The euro zone’s lingering economic woes and ends to buying restrictions are making Turkey suddenly look like the place to be – especially for Western European retirees. Vacation homes go for as little as 130,000 euros. Pool included.
By Richard Haimann
Apartments can be had starting at just 40,000 euros. And for 130,000 euros, a house with a pool. Thanks to its low real estate prices and living costs, Turkey is becoming exceptionally attractive for western European retirees who are afraid of the dwindling purchasing power of their pensions.
The euro crisis has German seniors seeking Turkey out as a safe haven. Ever more of them are buying inexpensive real estate there as a second or permanent home, according to Hans-Rainer Lindner, a partner in the German company Türkei-Objekte, which specializes in "dream properties in Turkey."
In Alanya, Turkey, Ibrahim Fide, owner of the Prima real estate company says the "typical German customer is over 60." Apartments on the Turkish Mediterranean coast that are available for the equivalent of 40,000 euros are new, two-room flats. Houses for 130,000 euros are free-standing, with 120 square meters of living space, terrace, garden, and swimming pool.
Living expenses including food are so low that "three kilos of tomatoes cost 80 euro cents," says Lindner. "A German couple could live comfortably in Turkey on 700 euros a month."
That makes the country very interesting to all those who fear the euro crisis is going to send prices shooting sky-high, and leave them with a pension that won't be sufficient.
Dwindling buying power
Turkey is not, however, immune to the turbulence of capital markets. Rising oil prices are driving up living costs. In its latest forecast, the Turkish Central Bank predicts a rise of 7.62% this year. Most affected would be the prices of electricity, oil, but also food.
Since the euro crisis started becoming increasingly critical last year, the euro has fallen against the Turkish lira. In the summer of 2011, one euro bought 2.55 lira: now it's only 2.32 lira. That means the buying power of the euro in Turkey has gone down by 9% within nine months.
This is due on the one hand to the fact that many Turks working in euro zone countries have transferred their savings back home to protect them from the turmoil of the crisis. Another factor is that Turkey's robust economy is increasingly drawing companies from the euro countries.

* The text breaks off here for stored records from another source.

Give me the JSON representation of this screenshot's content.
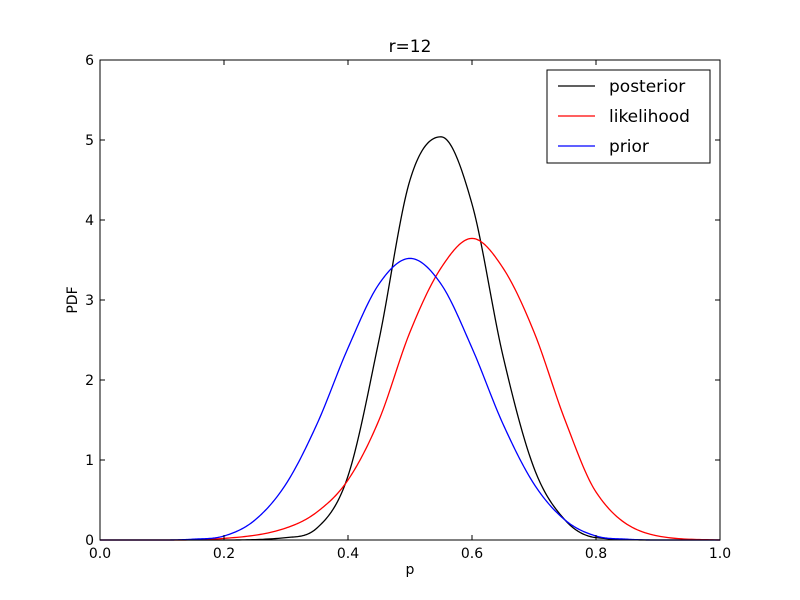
{
  "chart_data": {
    "type": "line",
    "title": "r=12",
    "xlabel": "p",
    "ylabel": "PDF",
    "xlim": [
      0.0,
      1.0
    ],
    "ylim": [
      0,
      6
    ],
    "xticks": [
      "0.0",
      "0.2",
      "0.4",
      "0.6",
      "0.8",
      "1.0"
    ],
    "yticks": [
      "0",
      "1",
      "2",
      "3",
      "4",
      "5",
      "6"
    ],
    "grid": false,
    "legend_position": "top-right",
    "series": [
      {
        "name": "posterior",
        "color": "#000000",
        "x": [
          0.0,
          0.2,
          0.3,
          0.35,
          0.4,
          0.45,
          0.5,
          0.55,
          0.6,
          0.65,
          0.7,
          0.75,
          0.8,
          0.9,
          1.0
        ],
        "y": [
          0.0,
          0.0,
          0.03,
          0.15,
          0.8,
          2.5,
          4.5,
          5.04,
          4.2,
          2.3,
          0.9,
          0.25,
          0.03,
          0.0,
          0.0
        ]
      },
      {
        "name": "likelihood",
        "color": "#ff0000",
        "x": [
          0.0,
          0.1,
          0.2,
          0.3,
          0.35,
          0.4,
          0.45,
          0.5,
          0.55,
          0.6,
          0.65,
          0.7,
          0.75,
          0.8,
          0.9,
          1.0
        ],
        "y": [
          0.0,
          0.0,
          0.02,
          0.15,
          0.35,
          0.75,
          1.5,
          2.6,
          3.4,
          3.77,
          3.4,
          2.6,
          1.5,
          0.6,
          0.05,
          0.0
        ]
      },
      {
        "name": "prior",
        "color": "#0000ff",
        "x": [
          0.0,
          0.1,
          0.15,
          0.2,
          0.25,
          0.3,
          0.35,
          0.4,
          0.45,
          0.5,
          0.55,
          0.6,
          0.65,
          0.7,
          0.75,
          0.8,
          0.85,
          0.9,
          1.0
        ],
        "y": [
          0.0,
          0.0,
          0.01,
          0.05,
          0.25,
          0.7,
          1.45,
          2.4,
          3.2,
          3.52,
          3.2,
          2.4,
          1.45,
          0.7,
          0.25,
          0.05,
          0.01,
          0.0,
          0.0
        ]
      }
    ]
  }
}
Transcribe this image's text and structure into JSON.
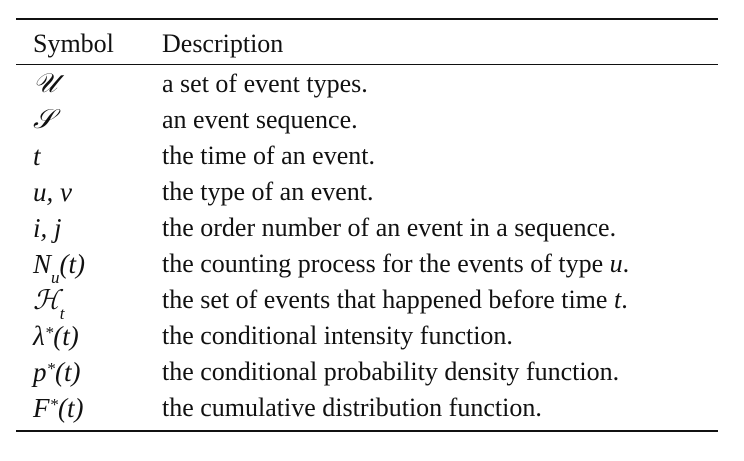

Automobile and machinery manufacturers, IT companies, and various providers from Germany, France, Italy, and the Netherlands have either set up in the country or have made production deals with Turkish companies. That fuels demand for liras.
"At the same time, you're seeing increased demand for real estate in Turkey," says Lindner. According to the Central Bank in Ankara, the Turkish economy grew by 7.5% in 2011. The Turkish Statistical Institute says that unemployment rates fell from 15% to 10.2% in 2011.
"A large middle class is in the process of growing in Turkey, and its members want to fulfill their dreams of owning their own home," Lindner says. "That means that in the next few years prices of apartments and houses are slowly but surely going to climb."
Expect more foreign property buyers
New laws intended to open the Turkish property market up to foreign buyers should further energize the market. Until now, only citizens of countries that allow Turkish citizens to buy property in their country have been allowed to buy land, apartments or houses in Turkey. The E.U. countries do permit this – but not the super-rich Persian Gulf countries.
The new Turkish law is expected to come into effect in September. Also to be lifted are the size limits for properties bought by foreigners; under the new laws, it will be possible for foreign buyers to purchase surfaces of up to 30 hectares without seeking special permission.
This will enliven Turkey's real estate market considerably, agents believe. "There will be a lot of buyers, particularly from the Gulf region," says Feyzullah Yetgin, general manager of Calik Real Estate. "Demand could rise significantly very soon," Prima owner Fide agrees.
A first wave of interest in Turkish properties began in 1997 in Germany, Great Britain, Austria and the Netherlands. More recently, buyers have benefitted from the wake of the financial crisis as many British home owners have been selling. To reduce the loans on their books, many banks in Britain froze loans for holiday homes, so during 2009 and 2010 many British owners were forced to sell, which brought prices down.
Last year, however, the market rose again. According to Turkish Statistical Institute figures, in the fourth quarter of 2011, real estate sales rose 21.8% as compared the same period the previous year.
"Anybody who's toying with the idea of buying a holiday property or a main home in Turkey should start researching the market right now," says Türkei-Objekte's Lindner.